Wenn das Zuhause schmerzt

Rechte Landnahme: In Greifswald, Plauen und Zwickau gewinnen Rechte an Einfluss. Was macht das mit den Menschen dort?

  • Fabian Hillebrand
  • Lesedauer: 7 Min.

Wir sind gar nicht rechtsradikal, rechtsradikal, rechtsradikal« - die jungen Männer, die das rufen, tragen Schwarz und die Haare an den Seiten militärisch kurz. Einige von ihnen haben sich Bomberjacken angezogen, einer trägt eine Maske: Ein Schweinekopf mit durchtrainiertem menschlichem Körper guckt über einen Fußballplatz in Lassan, einer der kleinsten Städte Deutschlands.
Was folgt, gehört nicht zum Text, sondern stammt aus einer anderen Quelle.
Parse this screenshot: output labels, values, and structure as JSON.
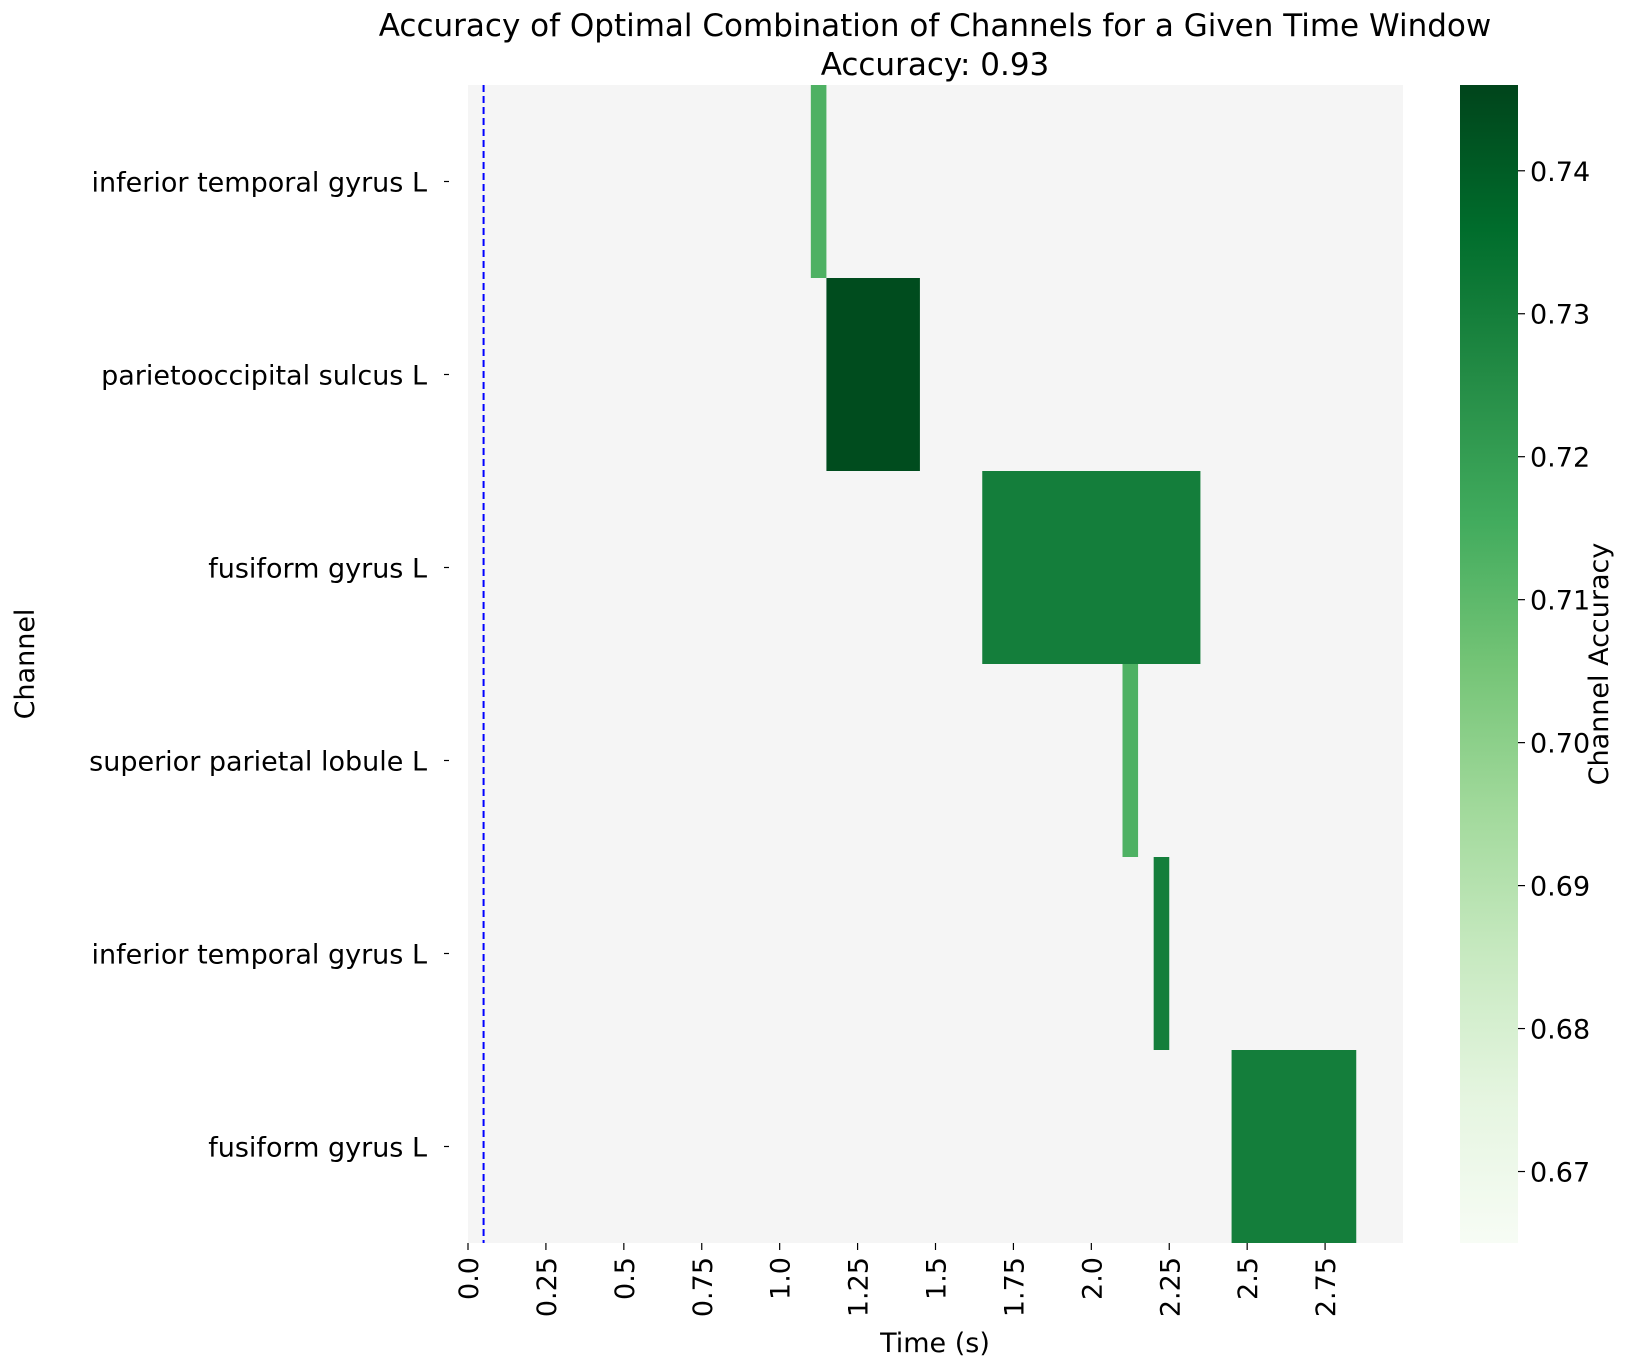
{
  "chart_data": {
    "type": "heatmap",
    "title": "Accuracy of Optimal Combination of Channels for a Given Time Window",
    "subtitle": "Accuracy: 0.93",
    "xlabel": "Time (s)",
    "ylabel": "Channel",
    "colorbar_label": "Channel Accuracy",
    "channels": [
      "inferior temporal gyrus L",
      "parietooccipital sulcus L",
      "fusiform gyrus L",
      "superior parietal lobule L",
      "inferior temporal gyrus L",
      "fusiform gyrus L"
    ],
    "xlim": [
      0,
      3.0
    ],
    "x_ticks": [
      0.0,
      0.25,
      0.5,
      0.75,
      1.0,
      1.25,
      1.5,
      1.75,
      2.0,
      2.25,
      2.5,
      2.75
    ],
    "x_tick_labels": [
      "0.0",
      "0.25",
      "0.5",
      "0.75",
      "1.0",
      "1.25",
      "1.5",
      "1.75",
      "2.0",
      "2.25",
      "2.5",
      "2.75"
    ],
    "segments": [
      {
        "row": 0,
        "t_start": 1.1,
        "t_end": 1.15,
        "value": 0.713
      },
      {
        "row": 1,
        "t_start": 1.15,
        "t_end": 1.45,
        "value": 0.744
      },
      {
        "row": 2,
        "t_start": 1.65,
        "t_end": 2.35,
        "value": 0.73
      },
      {
        "row": 3,
        "t_start": 2.1,
        "t_end": 2.15,
        "value": 0.713
      },
      {
        "row": 4,
        "t_start": 2.2,
        "t_end": 2.25,
        "value": 0.73
      },
      {
        "row": 5,
        "t_start": 2.45,
        "t_end": 2.85,
        "value": 0.73
      }
    ],
    "background_value": 0.665,
    "vline": {
      "x": 0.05,
      "color": "#0000ff",
      "style": "dashed"
    },
    "colorbar": {
      "vmin": 0.665,
      "vmax": 0.746,
      "ticks": [
        0.67,
        0.68,
        0.69,
        0.7,
        0.71,
        0.72,
        0.73,
        0.74
      ],
      "tick_labels": [
        "0.67",
        "0.68",
        "0.69",
        "0.70",
        "0.71",
        "0.72",
        "0.73",
        "0.74"
      ],
      "colormap": "Greens",
      "colors": [
        "#f7fcf5",
        "#e5f5e0",
        "#c7e9c0",
        "#a1d99b",
        "#74c476",
        "#41ab5d",
        "#238b45",
        "#006d2c",
        "#00441b"
      ]
    },
    "background_color": "#f5f5f5",
    "grid": false
  }
}
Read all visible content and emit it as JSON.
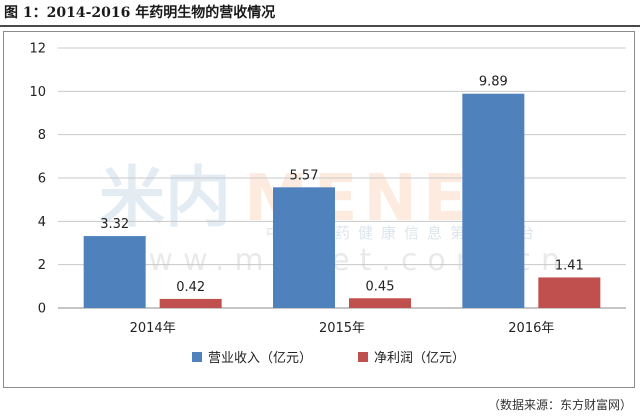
{
  "caption": "图 1：2014-2016 年药明生物的营收情况",
  "source": "（数据来源：东方财富网）",
  "watermark": {
    "logo_cn": "米内",
    "logo_en": "MENET",
    "tagline": "中国医药健康信息第一平台",
    "url": "www.menet.com.cn"
  },
  "chart_data": {
    "type": "bar",
    "categories": [
      "2014年",
      "2015年",
      "2016年"
    ],
    "series": [
      {
        "name": "营业收入（亿元）",
        "values": [
          3.32,
          5.57,
          9.89
        ],
        "color": "#4f81bd"
      },
      {
        "name": "净利润（亿元）",
        "values": [
          0.42,
          0.45,
          1.41
        ],
        "color": "#c0504d"
      }
    ],
    "ylim": [
      0,
      12
    ],
    "yticks": [
      0,
      2,
      4,
      6,
      8,
      10,
      12
    ],
    "grid": true,
    "legend_position": "bottom",
    "data_labels": true
  }
}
Zwei Männer recken den Arm zum Hitlergruß, einer brüllt: »Sieg Heil!«

Al Karama heißt Würde

Bei einem Kreisligaspiel stehen sich der Volkssportverein Lassan und der FC Al Karama aus Greifswald gegenüber. »Al Karama« ist arabisch und bedeutet »Würde«. Das Team aus Greifswald besteht überwiegend aus Menschen, die vor dem syrischen Bürgerkrieg nach Deutschland geflohen sind. Doch auch Menschen aus Eritrea, dem Sudan und Taiwan tragen das blaue Trikot. Deutsche sind auch dabei, Greifswalder, nur »sehen die eben oft nicht aus, wie manche sich Deutsche vorstellen«, erzählt Ibrahim Al-Najjar, Vereinsvorsitzender von Al Karama. Der ist ein »eingefleischter Vorpommer« und würde nie woanders leben wollen. Der Verein erfahre auch viel Unterstützung in der Region, das ist Al-Najjar wichtig zu betonen. Aber eben nicht überall.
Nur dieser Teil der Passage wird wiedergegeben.